De qualquer maneira, não foi apenas por vasculhar insistentemente na memória da Soul que Kanye West angariou reconhecimento. Em “The College Dropout” muitos dos samples de Soul utilizados (que vão de Dinah Washington a Chaka Khan) surgem acelerados, conferindo aos temas uma atmosfera onírica que tudo tem a ver com o universo para que remetem as letras de Kanye. Não se pode atribuir ao autor de “Late Registration” a autoria dessa técnica, mas é ele, certamente, o responsável por a popularizar. E caso pensem que por trás do “truque” da aceleração de samples há um apelo velado à memória colectiva de uma geração (é uma leitura possível, claro), Kanye West faz questão de explicar (à Remix Magazine) que a verdadeira razão é muito mais prosaica: “A maior parte dos temas clássicos de Soul são demasiado lentos para se rimar em cima, por isso eu acelero os samples, até se encaixarem nas batidas que programo.” Simples. E directo.

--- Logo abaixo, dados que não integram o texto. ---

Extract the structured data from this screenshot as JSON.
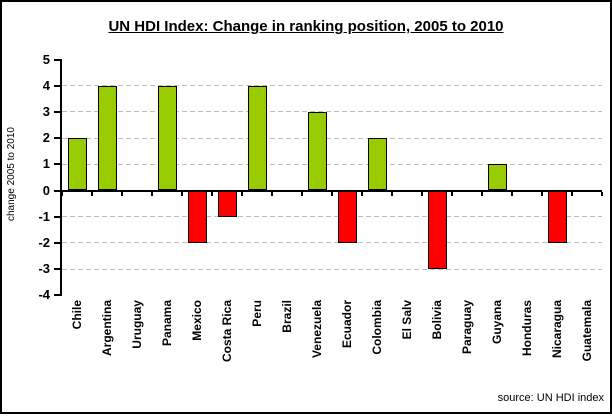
{
  "title": "UN HDI Index: Change in ranking position, 2005 to 2010",
  "source_note": "source: UN HDI index",
  "chart_data": {
    "type": "bar",
    "title": "UN HDI Index: Change in ranking position, 2005 to 2010",
    "xlabel": "",
    "ylabel": "change 2005 to 2010",
    "categories": [
      "Chile",
      "Argentina",
      "Uruguay",
      "Panama",
      "Mexico",
      "Costa Rica",
      "Peru",
      "Brazil",
      "Venezuela",
      "Ecuador",
      "Colombia",
      "El Salv",
      "Bolivia",
      "Paraguay",
      "Guyana",
      "Honduras",
      "Nicaragua",
      "Guatemala"
    ],
    "values": [
      2,
      4,
      0,
      4,
      -2,
      -1,
      4,
      0,
      3,
      -2,
      2,
      0,
      -3,
      0,
      1,
      0,
      -2,
      0
    ],
    "ylim": [
      -4,
      5
    ],
    "ytick_step": 1,
    "yticks": [
      5,
      4,
      3,
      2,
      1,
      0,
      -1,
      -2,
      -3,
      -4
    ],
    "grid": "horizontal-dashed",
    "legend": "none",
    "source": "source: UN HDI index",
    "colors": {
      "positive_bar": "#99CC00",
      "negative_bar": "#FF0000",
      "bar_border": "#000000",
      "gridline": "#BFBFBF",
      "axis": "#000000",
      "background": "#FFFFFF"
    }
  }
}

A história da música negra
A abordagem de Kanye ao acto de criação também lhe permite valorizar muito mais o resultado final do que os métodos utilizados para o alcançar. É comum verem-se referências de outros produtores – provavelmente habituados a lidarem com orçamentos mais curtos e por isso experientes em contornar os processos de direitos de autor com recurso a discos obscuros e de circulação extremamente limitada – a códigos e éticas nos domínios do sampling. Kanye não liga a nada disso e não se importa de revelar à actual bíblia da produção Hip Hop, a revista Scratch, que não atribui importância às edições que sampla, revelando que procura muitas vezes na megastore mais próxima edições comuns para alimentar a sua MPC 2000 e o seu ASR 10 (dois samplers famosos, da Akai e da Ensoniq, respectivamente). De novo na Remix Magazine: “Não ligo nenhuma ao equipamento ou à técnica. O que interessa é como o tema soa. E se tiver que ser famoso por alguma coisa é por conseguir retirar o máximo de resultados do mínimo de recursos.”
Seja onde for que Kanye compre os seus discos, não há no entanto como negar o seu extremo bom gosto na escolha de samples: Luther Vandross e Marvin Gaye, Gil Scott-Heron e Aretha Franklin, The Staple Singers e The Chi-Lites, Ray Charles e Etta James… Ler os créditos de samples nas fichas técnicas de “The College Dropout” e “Late Registration” é como consultar um bem recheado compêndio de história da música negra dos últimos 40 anos. Talvez Kanye aspire ao mesmo estatuto clássico dos temas que sampla nos seus álbuns. E talvez até já o tenha atingido.